It is understandable that there is a negative perception towards this generation – they are just out of university and are expecting immediate success. From the offset they may appear to be far less committed than other generations – yet is this due to the fact that they have a heightened awareness of their employment rights?
Generation Y and discrimination in the workplace
Generation Y are most likely to harbour negative views about the value of older employees. This has potentially significant repercussions. Generation Y may well hold supervisory and junior management roles. As a result, they will often be involved in recruitment processes and appraisals. If their discriminatory views filter through into their decision-making, this could actually mean that an older employee in their 50’s or 60’s, interviewed for a new job by a Generation Y employee, has less chance of getting hired.

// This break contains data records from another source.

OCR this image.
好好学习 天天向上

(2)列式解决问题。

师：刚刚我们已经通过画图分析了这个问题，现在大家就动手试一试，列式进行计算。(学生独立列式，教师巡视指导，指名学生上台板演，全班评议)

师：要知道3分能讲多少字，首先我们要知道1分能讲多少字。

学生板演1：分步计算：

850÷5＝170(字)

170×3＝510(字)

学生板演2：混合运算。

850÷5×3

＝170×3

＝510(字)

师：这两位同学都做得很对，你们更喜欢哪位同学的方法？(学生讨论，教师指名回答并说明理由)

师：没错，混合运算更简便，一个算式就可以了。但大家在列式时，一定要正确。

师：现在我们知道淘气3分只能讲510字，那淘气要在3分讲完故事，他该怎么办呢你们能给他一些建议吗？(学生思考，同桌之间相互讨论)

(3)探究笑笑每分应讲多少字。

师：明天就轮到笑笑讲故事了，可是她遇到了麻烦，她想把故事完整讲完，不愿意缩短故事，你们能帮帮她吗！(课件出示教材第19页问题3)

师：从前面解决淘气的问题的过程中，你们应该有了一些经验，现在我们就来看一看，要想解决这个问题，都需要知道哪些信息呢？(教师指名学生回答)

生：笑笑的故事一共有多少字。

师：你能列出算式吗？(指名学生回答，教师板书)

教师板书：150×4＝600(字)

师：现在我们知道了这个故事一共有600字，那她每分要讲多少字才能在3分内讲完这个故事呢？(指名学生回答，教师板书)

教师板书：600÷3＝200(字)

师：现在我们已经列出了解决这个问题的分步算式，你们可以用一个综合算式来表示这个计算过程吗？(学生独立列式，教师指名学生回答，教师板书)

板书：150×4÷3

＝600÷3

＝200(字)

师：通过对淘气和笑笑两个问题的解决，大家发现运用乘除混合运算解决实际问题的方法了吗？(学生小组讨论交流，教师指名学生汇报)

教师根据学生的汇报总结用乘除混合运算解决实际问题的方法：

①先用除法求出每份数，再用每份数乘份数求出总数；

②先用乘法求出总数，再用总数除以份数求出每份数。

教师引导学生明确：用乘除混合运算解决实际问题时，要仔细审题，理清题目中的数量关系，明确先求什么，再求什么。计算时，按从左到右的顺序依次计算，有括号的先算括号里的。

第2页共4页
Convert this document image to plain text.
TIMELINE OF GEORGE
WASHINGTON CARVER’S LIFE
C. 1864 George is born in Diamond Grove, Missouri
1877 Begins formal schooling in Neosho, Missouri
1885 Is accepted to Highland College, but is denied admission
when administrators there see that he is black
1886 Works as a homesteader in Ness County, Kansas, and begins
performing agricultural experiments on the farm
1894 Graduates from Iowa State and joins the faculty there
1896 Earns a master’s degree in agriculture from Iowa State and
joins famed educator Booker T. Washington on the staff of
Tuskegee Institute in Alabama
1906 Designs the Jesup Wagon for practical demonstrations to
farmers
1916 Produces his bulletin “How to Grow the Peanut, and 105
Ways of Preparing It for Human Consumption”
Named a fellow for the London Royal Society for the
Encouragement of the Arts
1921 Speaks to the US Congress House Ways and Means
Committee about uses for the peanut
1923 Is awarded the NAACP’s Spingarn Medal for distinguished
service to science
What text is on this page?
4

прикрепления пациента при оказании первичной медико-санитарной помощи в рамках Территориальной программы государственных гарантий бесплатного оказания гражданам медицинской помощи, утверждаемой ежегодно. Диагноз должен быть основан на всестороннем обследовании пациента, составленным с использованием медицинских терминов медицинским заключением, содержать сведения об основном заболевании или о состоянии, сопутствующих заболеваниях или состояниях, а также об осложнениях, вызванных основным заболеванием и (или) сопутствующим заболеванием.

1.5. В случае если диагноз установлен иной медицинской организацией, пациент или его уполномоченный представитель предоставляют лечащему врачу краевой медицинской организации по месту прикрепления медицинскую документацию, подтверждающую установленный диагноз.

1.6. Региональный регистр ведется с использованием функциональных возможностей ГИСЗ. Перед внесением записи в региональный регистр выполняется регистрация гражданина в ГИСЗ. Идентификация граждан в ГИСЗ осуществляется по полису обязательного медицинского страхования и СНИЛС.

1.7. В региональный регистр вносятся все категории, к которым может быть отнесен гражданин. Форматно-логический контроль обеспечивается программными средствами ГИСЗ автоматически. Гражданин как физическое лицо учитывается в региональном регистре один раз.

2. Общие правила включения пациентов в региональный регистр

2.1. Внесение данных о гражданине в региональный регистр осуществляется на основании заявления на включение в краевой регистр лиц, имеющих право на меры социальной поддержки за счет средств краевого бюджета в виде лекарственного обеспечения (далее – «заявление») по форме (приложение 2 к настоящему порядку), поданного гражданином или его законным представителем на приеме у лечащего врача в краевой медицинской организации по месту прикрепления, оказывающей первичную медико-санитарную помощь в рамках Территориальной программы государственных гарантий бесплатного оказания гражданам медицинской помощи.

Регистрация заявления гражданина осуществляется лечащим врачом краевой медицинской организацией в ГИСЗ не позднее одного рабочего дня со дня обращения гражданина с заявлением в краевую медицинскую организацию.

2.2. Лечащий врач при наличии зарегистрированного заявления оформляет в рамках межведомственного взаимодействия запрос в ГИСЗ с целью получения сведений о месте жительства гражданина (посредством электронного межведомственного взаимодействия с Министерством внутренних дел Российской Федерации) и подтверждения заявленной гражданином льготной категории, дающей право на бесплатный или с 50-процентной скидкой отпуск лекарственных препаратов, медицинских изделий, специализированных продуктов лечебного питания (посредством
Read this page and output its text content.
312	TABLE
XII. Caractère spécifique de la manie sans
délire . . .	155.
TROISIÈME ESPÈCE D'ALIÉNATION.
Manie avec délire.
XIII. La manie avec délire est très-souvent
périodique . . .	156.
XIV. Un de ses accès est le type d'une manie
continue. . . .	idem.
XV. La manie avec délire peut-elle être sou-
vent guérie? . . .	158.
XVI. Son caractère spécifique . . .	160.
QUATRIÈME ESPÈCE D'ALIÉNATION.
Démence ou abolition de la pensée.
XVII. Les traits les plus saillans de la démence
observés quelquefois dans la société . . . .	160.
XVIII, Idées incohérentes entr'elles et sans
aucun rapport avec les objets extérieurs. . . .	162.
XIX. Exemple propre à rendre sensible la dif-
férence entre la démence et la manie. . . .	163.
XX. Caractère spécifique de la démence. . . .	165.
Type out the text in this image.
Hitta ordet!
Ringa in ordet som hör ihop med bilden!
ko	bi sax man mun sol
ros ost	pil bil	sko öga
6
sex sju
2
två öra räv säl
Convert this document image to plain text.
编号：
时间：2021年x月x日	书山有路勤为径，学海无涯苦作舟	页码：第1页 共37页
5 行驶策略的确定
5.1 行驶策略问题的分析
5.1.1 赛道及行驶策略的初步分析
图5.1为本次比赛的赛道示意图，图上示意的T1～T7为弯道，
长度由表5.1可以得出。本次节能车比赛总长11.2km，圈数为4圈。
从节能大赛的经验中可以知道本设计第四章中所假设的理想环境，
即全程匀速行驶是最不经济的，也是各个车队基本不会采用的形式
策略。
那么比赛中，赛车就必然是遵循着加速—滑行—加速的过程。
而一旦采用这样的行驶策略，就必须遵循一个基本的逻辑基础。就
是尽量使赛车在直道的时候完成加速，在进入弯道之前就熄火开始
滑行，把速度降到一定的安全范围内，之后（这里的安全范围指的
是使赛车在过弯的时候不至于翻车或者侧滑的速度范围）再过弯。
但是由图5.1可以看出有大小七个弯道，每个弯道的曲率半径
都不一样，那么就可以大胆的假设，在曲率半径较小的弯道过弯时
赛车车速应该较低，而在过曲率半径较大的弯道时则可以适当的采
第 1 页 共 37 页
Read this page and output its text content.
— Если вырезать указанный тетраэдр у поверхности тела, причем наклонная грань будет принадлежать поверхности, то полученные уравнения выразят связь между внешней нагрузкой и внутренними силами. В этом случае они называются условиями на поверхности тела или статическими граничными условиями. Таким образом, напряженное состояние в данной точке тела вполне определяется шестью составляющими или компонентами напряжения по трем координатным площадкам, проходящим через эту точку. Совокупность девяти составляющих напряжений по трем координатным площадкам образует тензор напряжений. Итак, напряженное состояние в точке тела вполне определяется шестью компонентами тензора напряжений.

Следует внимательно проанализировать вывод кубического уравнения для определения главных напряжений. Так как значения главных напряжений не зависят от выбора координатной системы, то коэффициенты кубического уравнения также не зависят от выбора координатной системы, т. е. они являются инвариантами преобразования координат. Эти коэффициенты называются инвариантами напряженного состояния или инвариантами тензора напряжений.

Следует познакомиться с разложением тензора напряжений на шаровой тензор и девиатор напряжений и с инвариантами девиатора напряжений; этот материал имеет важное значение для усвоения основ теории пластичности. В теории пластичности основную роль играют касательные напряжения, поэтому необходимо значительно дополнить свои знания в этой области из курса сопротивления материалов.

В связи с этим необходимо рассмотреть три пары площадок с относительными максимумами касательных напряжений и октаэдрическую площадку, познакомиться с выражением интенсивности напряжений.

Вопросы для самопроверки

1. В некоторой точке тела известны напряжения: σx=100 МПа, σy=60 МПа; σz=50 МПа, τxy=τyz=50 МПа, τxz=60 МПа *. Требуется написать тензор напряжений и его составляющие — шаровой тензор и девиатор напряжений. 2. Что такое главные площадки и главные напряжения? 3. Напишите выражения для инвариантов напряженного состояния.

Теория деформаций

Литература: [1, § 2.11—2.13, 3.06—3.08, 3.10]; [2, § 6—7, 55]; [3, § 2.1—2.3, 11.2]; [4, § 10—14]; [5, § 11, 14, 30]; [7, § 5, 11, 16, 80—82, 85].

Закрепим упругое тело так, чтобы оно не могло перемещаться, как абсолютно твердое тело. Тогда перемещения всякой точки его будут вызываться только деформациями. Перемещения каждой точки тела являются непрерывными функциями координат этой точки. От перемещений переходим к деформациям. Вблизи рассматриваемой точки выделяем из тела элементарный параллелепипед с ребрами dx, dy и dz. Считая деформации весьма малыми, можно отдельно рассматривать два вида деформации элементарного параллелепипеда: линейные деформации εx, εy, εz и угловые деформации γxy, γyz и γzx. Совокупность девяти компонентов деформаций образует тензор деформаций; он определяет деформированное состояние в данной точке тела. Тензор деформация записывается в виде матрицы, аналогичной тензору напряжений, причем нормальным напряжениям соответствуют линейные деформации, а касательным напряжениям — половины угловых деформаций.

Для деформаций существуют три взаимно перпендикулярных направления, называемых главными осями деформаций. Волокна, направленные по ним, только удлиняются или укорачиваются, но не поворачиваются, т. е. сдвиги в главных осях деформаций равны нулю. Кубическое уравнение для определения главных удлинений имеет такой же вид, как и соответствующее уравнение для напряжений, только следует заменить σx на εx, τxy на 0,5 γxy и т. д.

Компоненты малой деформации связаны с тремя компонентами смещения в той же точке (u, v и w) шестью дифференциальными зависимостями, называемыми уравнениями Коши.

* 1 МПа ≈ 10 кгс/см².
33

The ‘Generation Y’ effect can have a serious knock on effect when bonuses and promotions are being considered. Managers must be aware of the risk that their older employees might not be treated fairly by Generation Y making bonus decisions in relation to their team. This means that Generation Y could in fact be a big liability to employers, exposing them to costly age discrimination claims.
Surprisingly, Doyle Clayton’s findings also show that Generation Y harbour the most negative attitudes towards flexible workers. This is somewhat ironic as Generation Y tend to be more informal and less wedded to their careers. They are also at the age when people want to start a family so would really benefit from flexible working. It appears that Generation Y consider that their colleagues’ ability to work flexibly comes at their expense.
What can managers do to solve the problem of Generation Y?
Generation Y can create a headache for managers. Not only do they have a different perception of what constitutes discrimination, they are also the ones who are most likely to discriminate against others.
Managers need to recognise and manage these generational differences and instil equality of opportunity throughout the workplace and working practices. Steps that can be taken to achieve this include:
• Drawing up an equal opportunities policy and an anti-harassment and bullying policy.
• Ensure these issues are implemented throughout the business.
• Conducting a regular review of those policies to ensure they are up to date, and address any problems which are occurring.
• Making all employees aware of the implications if theses policies are not followed.
• Training all staff about equal opportunities and harassment issues and providing specialised training for those involved in recruitment and promotion decisions.
• Providing diversity awareness training – which focused on workplace relationship issues such as dignity at work, mutual respect and appreciation of differences as well as similarities.
• Developing a recruitment and promotion strategy that promotes work place diversity.
• Encouraging older, more experienced workers to mentor and coach the younger generation, passing on their wealth of knowledge and experience. As bonds develop between the mentor and mentored, working relationships are likely to be strengthened.
Leaders in business are the ones who set the tone within the work environment. It is therefore essential that managers exhibit behaviours that demonstrate disapproval of discriminatory treatment. Equally important is that they demonstrate support for diversity.
Managers need to embed a culture of equality into their processes and policies. This can be achieved through mechanisms such as training, assessment, mentoring and coaching to help ensure Generation Y appreciate the value of older workers and the numerous business benefits of a flexible workforce.